Un entretien avec le médecin, une jeune femme, active et compétente, comme sa collègue du service précédent, a permis de stabiliser quelque chose. Je persiste à penser que le choix pour la suite est une erreur, mais c'est celui de la patiente. On peut supposer que sa mise en œuvre effective marquera le début de la fin.

C'est donc très triste que je suis retournée chez moi, mais en ayant au moins vu la vieille dame reprendre courage à l'idée que ce qu'elle souhaitait se fasse. 

Pressée par l'homme de la maison, j'avais quitté celle-ci sans mon téléphone. J'avais passé presque l'entière journée loin de l'ordi. 

En le rallumant, j'ai été cueillie par cette stupéfiante photo qui circulait en toute liberté (2) :

Le début de la finque j'aurais cru tirée d'un film si le touiteron qui la relayait n'avait pas en deux mots expliqué de quoi il s'agissait. Le reste de la soirée, n'aura été qu'une succession d'annonces d'horreurs (Zurich, Berlin) et pour clore en beauté la confirmation de Trump par les Grands Électeurs.

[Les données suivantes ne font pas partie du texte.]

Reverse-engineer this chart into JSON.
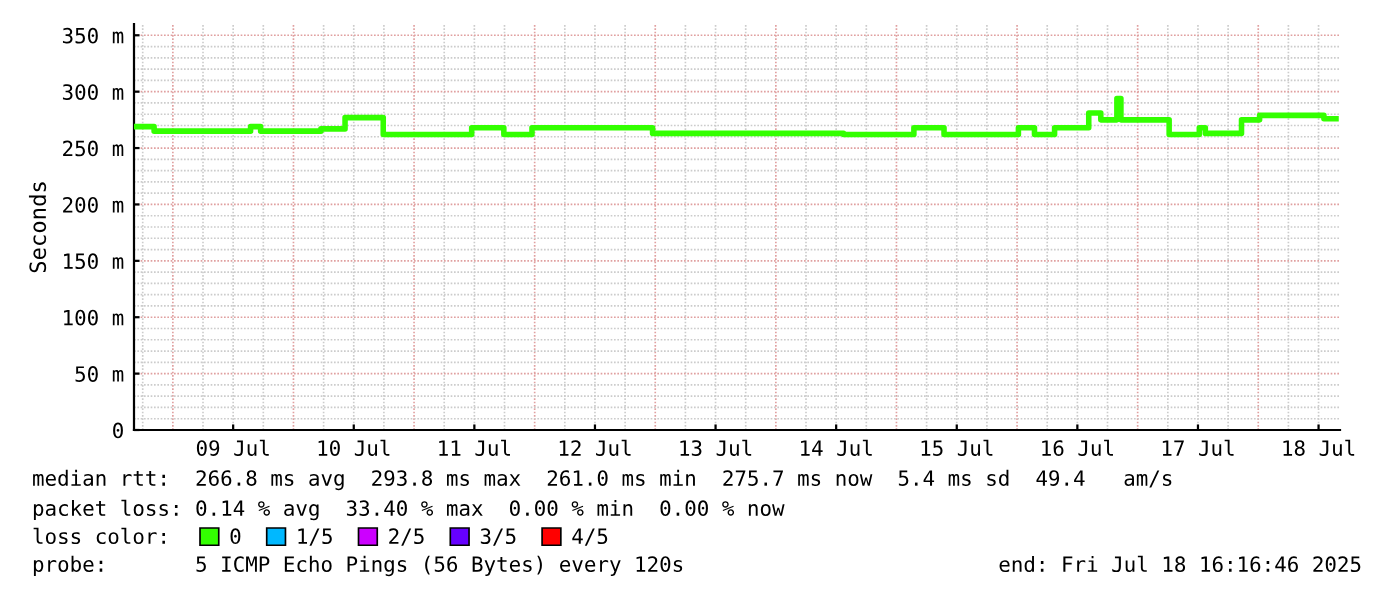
{
  "chart_data": {
    "type": "step",
    "ylabel": "Seconds",
    "x": [
      "2025-07-08T16:16",
      "2025-07-08T20:16",
      "2025-07-09T15:28",
      "2025-07-09T17:28",
      "2025-07-10T05:28",
      "2025-07-10T10:16",
      "2025-07-10T17:52",
      "2025-07-11T11:28",
      "2025-07-11T17:52",
      "2025-07-11T23:28",
      "2025-07-12T23:28",
      "2025-07-14T13:28",
      "2025-07-15T03:28",
      "2025-07-15T09:28",
      "2025-07-16T00:16",
      "2025-07-16T03:28",
      "2025-07-16T07:28",
      "2025-07-16T14:16",
      "2025-07-16T16:40",
      "2025-07-16T19:52",
      "2025-07-16T20:40",
      "2025-07-17T06:16",
      "2025-07-17T12:16",
      "2025-07-17T13:28",
      "2025-07-17T20:40",
      "2025-07-18T00:16",
      "2025-07-18T13:04",
      "2025-07-18T15:28"
    ],
    "series": [
      {
        "name": "0",
        "color": "#33ff00",
        "values": [
          269,
          265,
          269,
          265,
          267,
          277,
          262,
          268,
          262,
          268,
          263,
          262,
          268,
          262,
          268,
          262,
          268,
          281,
          275,
          294,
          275,
          262,
          268,
          263,
          275,
          279,
          276,
          276
        ]
      },
      {
        "name": "1/5",
        "color": "#00b8ff",
        "values": [
          null,
          null,
          null,
          null,
          null,
          null,
          null,
          null,
          null,
          null,
          null,
          null,
          null,
          null,
          null,
          null,
          null,
          null,
          null,
          null,
          null,
          null,
          null,
          null,
          null,
          null,
          null,
          null
        ]
      },
      {
        "name": "2/5",
        "color": "#cc00ff",
        "values": [
          null,
          null,
          null,
          null,
          null,
          null,
          null,
          null,
          null,
          null,
          null,
          null,
          null,
          null,
          null,
          null,
          null,
          null,
          null,
          null,
          null,
          null,
          null,
          null,
          null,
          null,
          null,
          null
        ]
      },
      {
        "name": "3/5",
        "color": "#6600ff",
        "values": [
          null,
          null,
          null,
          null,
          null,
          null,
          null,
          null,
          null,
          null,
          null,
          null,
          null,
          null,
          null,
          null,
          null,
          null,
          null,
          null,
          null,
          null,
          null,
          null,
          null,
          null,
          null,
          null
        ]
      },
      {
        "name": "4/5",
        "color": "#ff0000",
        "values": [
          null,
          null,
          null,
          null,
          null,
          null,
          null,
          null,
          null,
          null,
          null,
          null,
          null,
          null,
          null,
          null,
          null,
          null,
          null,
          null,
          null,
          null,
          null,
          null,
          null,
          null,
          null,
          null
        ]
      }
    ],
    "xlim": [
      "2025-07-08T16:16",
      "2025-07-18T16:16"
    ],
    "xticks": [
      {
        "value": "2025-07-09T12:00",
        "label": "09 Jul"
      },
      {
        "value": "2025-07-10T12:00",
        "label": "10 Jul"
      },
      {
        "value": "2025-07-11T12:00",
        "label": "11 Jul"
      },
      {
        "value": "2025-07-12T12:00",
        "label": "12 Jul"
      },
      {
        "value": "2025-07-13T12:00",
        "label": "13 Jul"
      },
      {
        "value": "2025-07-14T12:00",
        "label": "14 Jul"
      },
      {
        "value": "2025-07-15T12:00",
        "label": "15 Jul"
      },
      {
        "value": "2025-07-16T12:00",
        "label": "16 Jul"
      },
      {
        "value": "2025-07-17T12:00",
        "label": "17 Jul"
      },
      {
        "value": "2025-07-18T12:00",
        "label": "18 Jul"
      }
    ],
    "ylim": [
      0,
      360
    ],
    "yticks": [
      {
        "value": 0,
        "label": "0"
      },
      {
        "value": 50,
        "label": "50 m"
      },
      {
        "value": 100,
        "label": "100 m"
      },
      {
        "value": 150,
        "label": "150 m"
      },
      {
        "value": 200,
        "label": "200 m"
      },
      {
        "value": 250,
        "label": "250 m"
      },
      {
        "value": 300,
        "label": "300 m"
      },
      {
        "value": 350,
        "label": "350 m"
      }
    ],
    "grid": true,
    "legend": "bottom",
    "line_style": "solid",
    "legend_title": "loss color:",
    "annotations": [
      "median rtt:  266.8 ms avg  293.8 ms max  261.0 ms min  275.7 ms now  5.4 ms sd  49.4   am/s",
      "packet loss: 0.14 % avg  33.40 % max  0.00 % min  0.00 % now",
      "probe:       5 ICMP Echo Pings (56 Bytes) every 120s",
      "end: Fri Jul 18 16:16:46 2025"
    ]
  }
}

Tout venait merveilleusement en place pour une 3ème guerre mondiale (une première guerre nucléaire ?). "Plus rien ne ressemble à rien" avait dit la malade plus tôt dans la soirée, faisant preuve d'une sorte d'hyper lucidité prémonitoire. D'ailleurs il avait été jugé plus tôt dans la journée qu'on pouvait contribuer au détournement par un tiers de 400 millions d'euros de fonds publics et s'en tirer par une petite remontrance.

Alors j'ai tenté de remettre en état l'imprimante, sans doute la seule (toute petite) chose qui n'allait pas sur laquelle je pouvais encore espérer avoir de l'emprise. Et puis j'ai préparé ma journée du lendemain, dans l'hypothèse assez présomptueuse qu'elle ait lieu comme prévu, et regardé avec la complicité d'@athanorster, un dernier pétard avant la fin du monde.

Que faire d'autre quand tout se délite à ce point-là ?

  Capture d’écran 2016-12-20 à 02.03.03

 

 

(1) Je ne sais pas ce qui fait de moi un si bon bouc émissaire. Est-ce parce que je suis trop gentille et que les gens ainsi espèrent pouvoir abuser sans représailles ?
(2) J'ignore du coup qui créditer. Le photographe Burhan Ozbilic, présent au moment des faits a gardé un sang-froid remarquable et pris des photos jusqu'au bout mais il semble au vu de leur angle qu'il était de l'autre côté.